Décidément, Louise Tabary avait toujours raison: elle avait prévu la réception qu'on venait de lui faire et c'était en connaissance de cause qu'elle l'avait tout d'abord engagé avec tant d'insistance à s'adresser à Vermieux.
Il rendit compte de sa démarche à sa maîtresse:
—C'est bien fait, répondit Louise, je t'avais prévenu, tu n'as pas voulu m'écouter... Pendant ton absence je n'ai pas perdu mon temps. Comme je prévoyais la réponse qu'on t'a faite, je me suis mise aujourd'hui en campagne et, ce soir, Vermieux sera là... je l'ai invité à dîner. Tu sais, joue serré avec celui-là. C'est un malin... Du reste, je serai là pour t'appuyer.
Chausserouge ne connaissait Vermieux que de vue et de réputation. Par ouï-dire, il le savait impitoyable et rusé comme un singe.

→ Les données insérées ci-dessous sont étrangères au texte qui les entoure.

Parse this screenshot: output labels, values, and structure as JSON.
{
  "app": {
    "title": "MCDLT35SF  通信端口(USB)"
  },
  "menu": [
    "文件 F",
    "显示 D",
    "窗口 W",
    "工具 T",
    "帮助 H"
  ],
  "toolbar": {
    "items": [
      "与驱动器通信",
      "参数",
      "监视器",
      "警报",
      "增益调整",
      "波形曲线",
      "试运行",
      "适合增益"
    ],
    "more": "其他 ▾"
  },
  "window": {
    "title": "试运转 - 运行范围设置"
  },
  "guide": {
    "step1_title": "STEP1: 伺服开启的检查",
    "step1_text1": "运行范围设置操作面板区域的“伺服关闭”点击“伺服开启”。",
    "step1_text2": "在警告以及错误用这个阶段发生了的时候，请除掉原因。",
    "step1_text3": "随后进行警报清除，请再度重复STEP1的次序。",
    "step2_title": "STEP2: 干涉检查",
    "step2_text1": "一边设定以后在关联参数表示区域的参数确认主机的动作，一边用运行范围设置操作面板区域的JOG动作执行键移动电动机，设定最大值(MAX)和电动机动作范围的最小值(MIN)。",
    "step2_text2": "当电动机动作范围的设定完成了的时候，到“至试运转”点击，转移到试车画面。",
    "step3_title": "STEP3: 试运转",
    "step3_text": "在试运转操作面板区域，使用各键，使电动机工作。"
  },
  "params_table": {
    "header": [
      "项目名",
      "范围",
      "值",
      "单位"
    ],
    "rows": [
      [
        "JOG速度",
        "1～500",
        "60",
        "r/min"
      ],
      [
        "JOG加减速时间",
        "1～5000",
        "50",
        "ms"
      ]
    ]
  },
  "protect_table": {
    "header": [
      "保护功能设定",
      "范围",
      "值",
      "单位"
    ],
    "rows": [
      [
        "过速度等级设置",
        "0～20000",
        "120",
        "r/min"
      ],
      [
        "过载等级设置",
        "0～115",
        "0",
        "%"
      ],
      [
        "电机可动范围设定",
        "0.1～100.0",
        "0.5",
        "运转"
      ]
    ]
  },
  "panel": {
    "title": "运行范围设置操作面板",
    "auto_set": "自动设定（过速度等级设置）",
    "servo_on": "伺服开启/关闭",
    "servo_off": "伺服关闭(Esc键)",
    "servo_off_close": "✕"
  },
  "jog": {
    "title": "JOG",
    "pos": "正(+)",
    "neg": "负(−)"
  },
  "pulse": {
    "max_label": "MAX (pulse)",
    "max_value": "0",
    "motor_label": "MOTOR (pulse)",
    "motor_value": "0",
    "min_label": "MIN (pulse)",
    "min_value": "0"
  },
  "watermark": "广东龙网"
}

L'usurier passait pour avoir ruiné déjà pas mal de forains qui avaient voulu jouer au plus fin avec lui. De là la répugnance du dompteur à entrer en relations avec lui.

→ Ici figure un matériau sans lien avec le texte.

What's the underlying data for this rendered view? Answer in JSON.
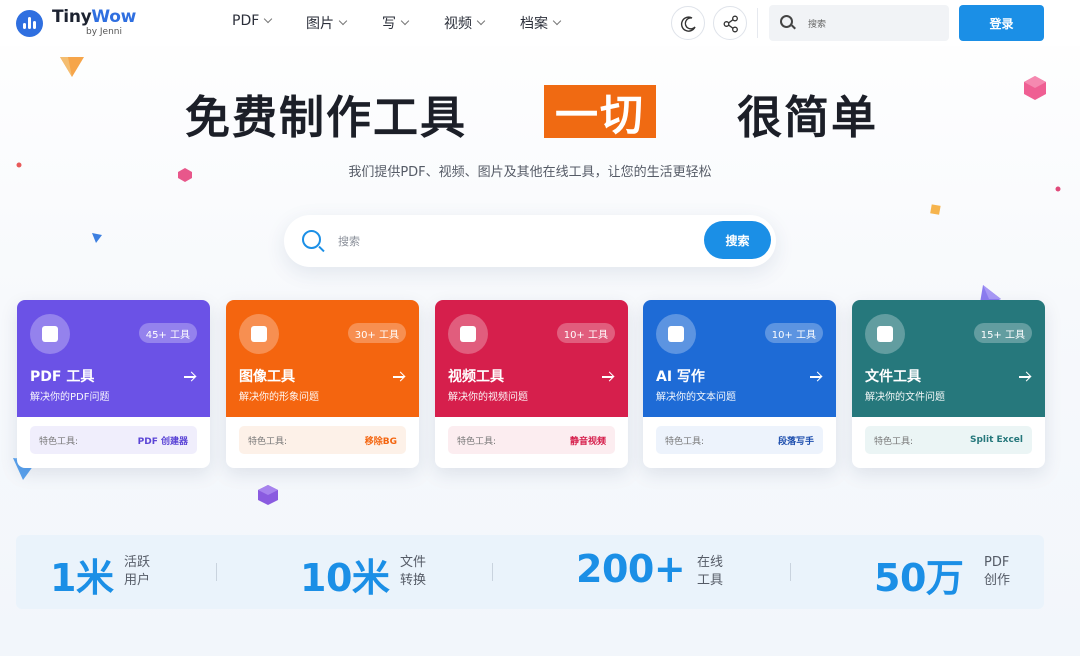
{
  "header": {
    "logo_name_a": "Tiny",
    "logo_name_b": "Wow",
    "logo_by": "by Jenni",
    "nav": [
      "PDF",
      "图片",
      "写",
      "视频",
      "档案"
    ],
    "search_placeholder": "搜索",
    "login_label": "登录",
    "icons": [
      "moon-icon",
      "share-icon",
      "search-icon"
    ]
  },
  "hero": {
    "title_left": "免费制作工具",
    "title_highlight": "一切",
    "title_right": "很简单",
    "subtitle": "我们提供PDF、视频、图片及其他在线工具，让您的生活更轻松",
    "search_placeholder": "搜索",
    "search_button": "搜索",
    "highlight_color": "#f06a12",
    "accent_color": "#1b8fe6"
  },
  "cards": [
    {
      "title": "PDF 工具",
      "desc": "解决你的PDF问题",
      "badge": "45+ 工具",
      "feature_label": "特色工具:",
      "feature_value": "PDF 创建器",
      "color": "#6b52e6",
      "feature_color": "#5b45d6",
      "feature_bg": "#f0eefc",
      "icon": "document-icon"
    },
    {
      "title": "图像工具",
      "desc": "解决你的形象问题",
      "badge": "30+ 工具",
      "feature_label": "特色工具:",
      "feature_value": "移除BG",
      "color": "#f4650f",
      "feature_color": "#f4650f",
      "feature_bg": "#fdf1e8",
      "icon": "image-icon"
    },
    {
      "title": "视频工具",
      "desc": "解决你的视频问题",
      "badge": "10+ 工具",
      "feature_label": "特色工具:",
      "feature_value": "静音视频",
      "color": "#d61f4c",
      "feature_color": "#d61f4c",
      "feature_bg": "#fcedf0",
      "icon": "video-icon"
    },
    {
      "title": "AI 写作",
      "desc": "解决你的文本问题",
      "badge": "10+ 工具",
      "feature_label": "特色工具:",
      "feature_value": "段落写手",
      "color": "#1e6bd6",
      "feature_color": "#1e4fae",
      "feature_bg": "#edf3fc",
      "icon": "chat-icon"
    },
    {
      "title": "文件工具",
      "desc": "解决你的文件问题",
      "badge": "15+ 工具",
      "feature_label": "特色工具:",
      "feature_value": "Split Excel",
      "color": "#26787c",
      "feature_color": "#26787c",
      "feature_bg": "#ebf5f5",
      "icon": "files-icon"
    }
  ],
  "stats": [
    {
      "value": "1米",
      "label": "活跃 用户"
    },
    {
      "value": "10米",
      "label": "文件 转换"
    },
    {
      "value": "200+",
      "label": "在线 工具"
    },
    {
      "value": "50万",
      "label": "PDF 创作"
    }
  ]
}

Vermieux fut exact au rendez-vous.
—Bonjour, garçon, dit-il à Chausserouge avec sa bonhomie cauteleuse, en lui tendant la main. Eh bien? Quoi donc? c'est vrai ce que Louise m'a dit? On a eu quelques malheurs... C'est bon, on en reviendra!... Je ne veux pas te dire que je suis content de la circonstance qui me fournit l'occasion de boire un verre avec toi, mais ça me fait plaisir de trouver le fils d'un vieux camarade, d'un pays... car le père Chausserouge aussi était de l'Auvergne... Et si je peux t'être utile, par ma foi, j'en serai content!
Le repas fut très animé.
Vermieux buvait beaucoup et mangeait comme quatre; il affecta pendant le dîner de ne faire aucune allusion au motif de leur réunion.